I say almost, because there was a second point. The Higgs boson didn’t have to be there. In fact, it didn’t have to exist at all. There was a much bigger potential payoff, of noticing something very strange, something much more complicated than the straightforward theory most physicists had expected.

(Many people also argued for another almost-guaranteed payoff, and that got a lot more press. People talked about finding the origin of dark matter by discovering supersymmetric particles, which they argued was almost guaranteed due to a principle called naturalness. This is very important for understanding the history…but it’s an argument that many people feel has failed, and that isn’t showing up much anymore. So for this post, I’ll leave it to the side.)

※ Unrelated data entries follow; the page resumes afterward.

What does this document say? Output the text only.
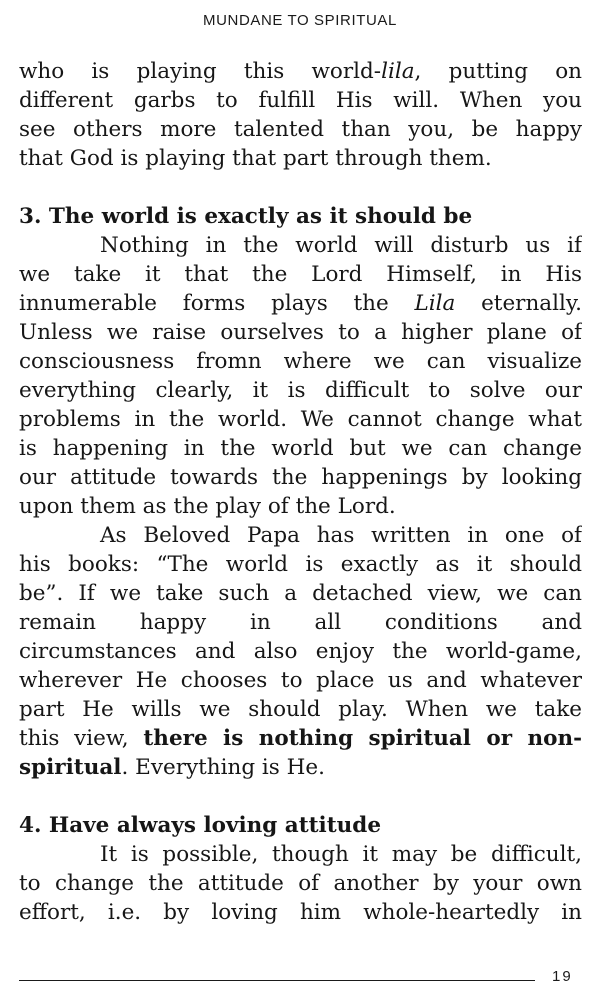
MUNDANE TO SPIRITUAL
who is playing this world-lila, putting on
different garbs to fulfill His will. When you
see others more talented than you, be happy
that God is playing that part through them.
3. The world is exactly as it should be
Nothing in the world will disturb us if
we take it that the Lord Himself, in His
innumerable forms plays the Lila eternally.
Unless we raise ourselves to a higher plane of
consciousness fromn where we can visualize
everything clearly, it is difficult to solve our
problems in the world. We cannot change what
is happening in the world but we can change
our attitude towards the happenings by looking
upon them as the play of the Lord.
As Beloved Papa has written in one of
his books: “The world is exactly as it should
be”. If we take such a detached view, we can
remain happy in all conditions and
circumstances and also enjoy the world-game,
wherever He chooses to place us and whatever
part He wills we should play. When we take
this view, there is nothing spiritual or non-
spiritual. Everything is He.
4. Have always loving attitude
It is possible, though it may be difficult,
to change the attitude of another by your own
effort, i.e. by loving him whole-heartedly in
19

This mix, of a guaranteed small surprise and the potential for a very large surprise, was a big part of what made the LHC make sense. The mix has changed a bit for people considering a new collider, and it’s making for a rougher conversation.

Like the LHC, most of the new collider proposals have a guaranteed payoff. The LHC could measure the mass of the Higgs, these new colliders will measure its “couplings”: how strongly it influences other particles and forces.

Unlike the LHC, though, this guarantee is not a guaranteed surprise. Before building the LHC, we did not know the mass of the Higgs, and we could not predict it. On the other hand, now we absolutely can predict the couplings of the Higgs. We have quite precise numbers, our expectation for what they should be based on a theory that so far has proven quite successful.

We aren’t certain, of course, just like physicists weren’t certain before. The Higgs boson might have many surprising properties, things that contradict our current best theory and usher in something new. These surprises could genuinely tell us something about some of the big questions, from the nature of dark matter to the universe’s balance of matter and antimatter to the stability of the laws of physics.

But of course, they also might not. We no longer have that rare creature, a guaranteed mild surprise, to hedge in case the big surprises fail. We have guaranteed observations, and experimenters will happily tell you about them…but no guaranteed surprises.

That’s a strange position to be in. And I’m not sure physicists have figured out what to do about it.